A well-built generator skips underlining these characters automatically rather than forcing a broken-looking result. If you’re pasting a phrase heavy on punctuation or symbols, expect those specific characters to stay in normal text while the letters around them carry the underline.

Underline vs. Double Underline vs. Overline vs. Strikethrough
These four effects get lumped together, but they signal different things and suit different use cases.
Rule of thumb: use single underline for anything meant to be read normally, and save double underline or decorative styles for short standalone words where style matters more than length.
Troubleshooting: Why Your Underlined Text Isn’t Showing Correctly
If your underlined text looks broken, boxed, or has odd spacing, it’s almost always a font rendering issue on the receiving device, not a problem with the text itself. Older Android versions (particularly below Android 9) shipped system fonts that don’t handle combining diacritics smoothly, which can create visible gaps between letters and their underlines.

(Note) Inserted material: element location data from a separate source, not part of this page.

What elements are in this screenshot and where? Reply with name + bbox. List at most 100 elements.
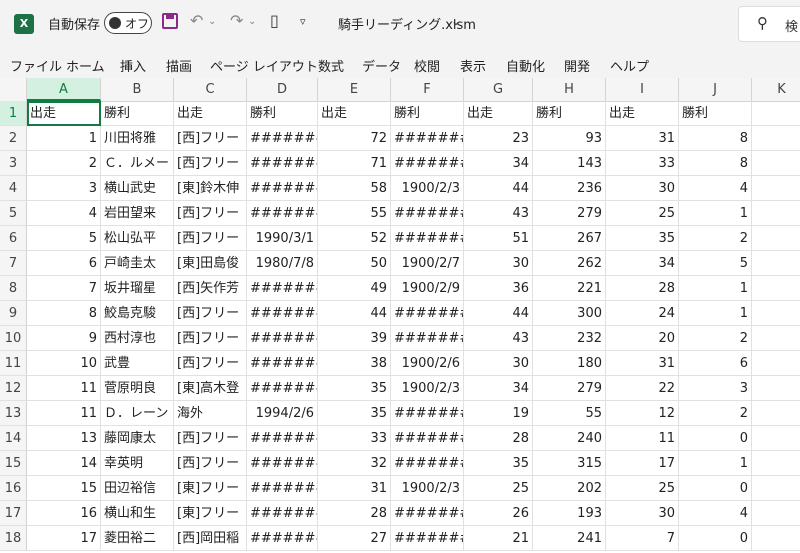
cell-a7[interactable]: 6 — [27, 251, 101, 276]
cell-c12[interactable]: [東]高木登 — [174, 376, 247, 401]
cell-a16[interactable]: 15 — [27, 476, 101, 501]
ribbon-tab-11[interactable]: ヘルプ — [610, 56, 649, 75]
row-header[interactable]: 12 — [0, 376, 27, 401]
cell-g7[interactable]: 30 — [464, 251, 533, 276]
cell-c10[interactable]: [西]フリー — [174, 326, 247, 351]
cell-b1[interactable]: 勝利 — [101, 101, 174, 126]
cell-e11[interactable]: 38 — [318, 351, 391, 376]
ribbon-tab-9[interactable]: 自動化 — [506, 56, 545, 75]
cell-i3[interactable]: 33 — [606, 151, 679, 176]
row-header[interactable]: 2 — [0, 126, 27, 151]
cell-j3[interactable]: 8 — [679, 151, 752, 176]
cell-g4[interactable]: 44 — [464, 176, 533, 201]
cell-d3[interactable]: ####### — [247, 151, 318, 176]
cell-e14[interactable]: 33 — [318, 426, 391, 451]
cell-b8[interactable]: 坂井瑠星 — [101, 276, 174, 301]
cell-k17[interactable] — [752, 501, 800, 526]
cell-g9[interactable]: 44 — [464, 301, 533, 326]
row-header[interactable]: 17 — [0, 501, 27, 526]
row-header[interactable]: 9 — [0, 301, 27, 326]
cell-f12[interactable]: 1900/2/3 — [391, 376, 464, 401]
cell-a18[interactable]: 17 — [27, 526, 101, 551]
cell-f8[interactable]: 1900/2/9 — [391, 276, 464, 301]
cell-a5[interactable]: 4 — [27, 201, 101, 226]
cell-h1[interactable]: 勝利 — [533, 101, 606, 126]
cell-d12[interactable]: ####### — [247, 376, 318, 401]
cell-c15[interactable]: [西]フリー — [174, 451, 247, 476]
cell-k2[interactable] — [752, 126, 800, 151]
column-header-h[interactable]: H — [533, 78, 606, 101]
cell-h5[interactable]: 279 — [533, 201, 606, 226]
cell-g8[interactable]: 36 — [464, 276, 533, 301]
cell-b9[interactable]: 鮫島克駿 — [101, 301, 174, 326]
cell-d13[interactable]: 1994/2/6 — [247, 401, 318, 426]
cell-d17[interactable]: ####### — [247, 501, 318, 526]
select-all-corner[interactable] — [0, 78, 27, 101]
column-header-b[interactable]: B — [101, 78, 174, 101]
cell-e1[interactable]: 出走 — [318, 101, 391, 126]
cell-b4[interactable]: 横山武史 — [101, 176, 174, 201]
column-header-a[interactable]: A — [27, 78, 101, 101]
cell-g6[interactable]: 51 — [464, 226, 533, 251]
chevron-down-icon[interactable]: ⌄ — [451, 14, 461, 28]
cell-d11[interactable]: ####### — [247, 351, 318, 376]
cell-k9[interactable] — [752, 301, 800, 326]
ribbon-tab-2[interactable]: 挿入 — [120, 56, 146, 75]
cell-b2[interactable]: 川田将雅 — [101, 126, 174, 151]
cell-e10[interactable]: 39 — [318, 326, 391, 351]
cell-c5[interactable]: [西]フリー — [174, 201, 247, 226]
row-header[interactable]: 1 — [0, 101, 27, 126]
cell-d15[interactable]: ####### — [247, 451, 318, 476]
cell-i15[interactable]: 17 — [606, 451, 679, 476]
cell-f4[interactable]: 1900/2/3 — [391, 176, 464, 201]
cell-d8[interactable]: ####### — [247, 276, 318, 301]
cell-a11[interactable]: 10 — [27, 351, 101, 376]
cell-i1[interactable]: 出走 — [606, 101, 679, 126]
column-header-e[interactable]: E — [318, 78, 391, 101]
cell-j13[interactable]: 2 — [679, 401, 752, 426]
cell-h3[interactable]: 143 — [533, 151, 606, 176]
cell-c17[interactable]: [東]フリー — [174, 501, 247, 526]
cell-e6[interactable]: 52 — [318, 226, 391, 251]
cell-e16[interactable]: 31 — [318, 476, 391, 501]
ribbon-tab-4[interactable]: ページ レイアウト — [210, 56, 318, 75]
cell-b10[interactable]: 西村淳也 — [101, 326, 174, 351]
customize-toolbar-icon[interactable]: ▿ — [300, 15, 306, 28]
cell-i8[interactable]: 28 — [606, 276, 679, 301]
cell-f9[interactable]: ####### — [391, 301, 464, 326]
ribbon-tab-5[interactable]: 数式 — [318, 56, 344, 75]
cell-j17[interactable]: 4 — [679, 501, 752, 526]
cell-d14[interactable]: ####### — [247, 426, 318, 451]
cell-k16[interactable] — [752, 476, 800, 501]
cell-d2[interactable]: ####### — [247, 126, 318, 151]
cell-a8[interactable]: 7 — [27, 276, 101, 301]
cell-a15[interactable]: 14 — [27, 451, 101, 476]
cell-c7[interactable]: [東]田島俊 — [174, 251, 247, 276]
cell-h2[interactable]: 93 — [533, 126, 606, 151]
cell-i5[interactable]: 25 — [606, 201, 679, 226]
cell-h4[interactable]: 236 — [533, 176, 606, 201]
row-header[interactable]: 10 — [0, 326, 27, 351]
undo-icon[interactable]: ↶ — [190, 11, 203, 30]
cell-d10[interactable]: ####### — [247, 326, 318, 351]
undo-dropdown-icon[interactable]: ⌄ — [208, 16, 216, 27]
cell-k15[interactable] — [752, 451, 800, 476]
cell-f6[interactable]: ####### — [391, 226, 464, 251]
cell-c13[interactable]: 海外 — [174, 401, 247, 426]
row-header[interactable]: 3 — [0, 151, 27, 176]
column-header-i[interactable]: I — [606, 78, 679, 101]
cell-h10[interactable]: 232 — [533, 326, 606, 351]
cell-g2[interactable]: 23 — [464, 126, 533, 151]
row-header[interactable]: 7 — [0, 251, 27, 276]
cell-i10[interactable]: 20 — [606, 326, 679, 351]
cell-h9[interactable]: 300 — [533, 301, 606, 326]
cell-a13[interactable]: 11 — [27, 401, 101, 426]
cell-j2[interactable]: 8 — [679, 126, 752, 151]
cell-j9[interactable]: 1 — [679, 301, 752, 326]
cell-d7[interactable]: 1980/7/8 — [247, 251, 318, 276]
column-header-f[interactable]: F — [391, 78, 464, 101]
cell-g5[interactable]: 43 — [464, 201, 533, 226]
cell-g12[interactable]: 34 — [464, 376, 533, 401]
cell-b11[interactable]: 武豊 — [101, 351, 174, 376]
cell-b5[interactable]: 岩田望来 — [101, 201, 174, 226]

The fix isn’t on your end. Switching to the simplest single-underline style tends to render most reliably across old and new devices alike, since complex styles (wavy, dotted, double) ask more of the font renderer and fail more often on older hardware.
Is Underlined Unicode Text Accessible?
Screen readers don’t always interpret Unicode combining characters correctly, and some read them as garbled or skip them entirely. This matters if you’re using underlined text somewhere visually impaired users rely on assistive technology to read your content.
For critical information like contact details, links, or instructions, stick to plain text. Save Unicode underline styling for decorative or emphasis use in bios and captions where accessibility isn’t the primary function of the text.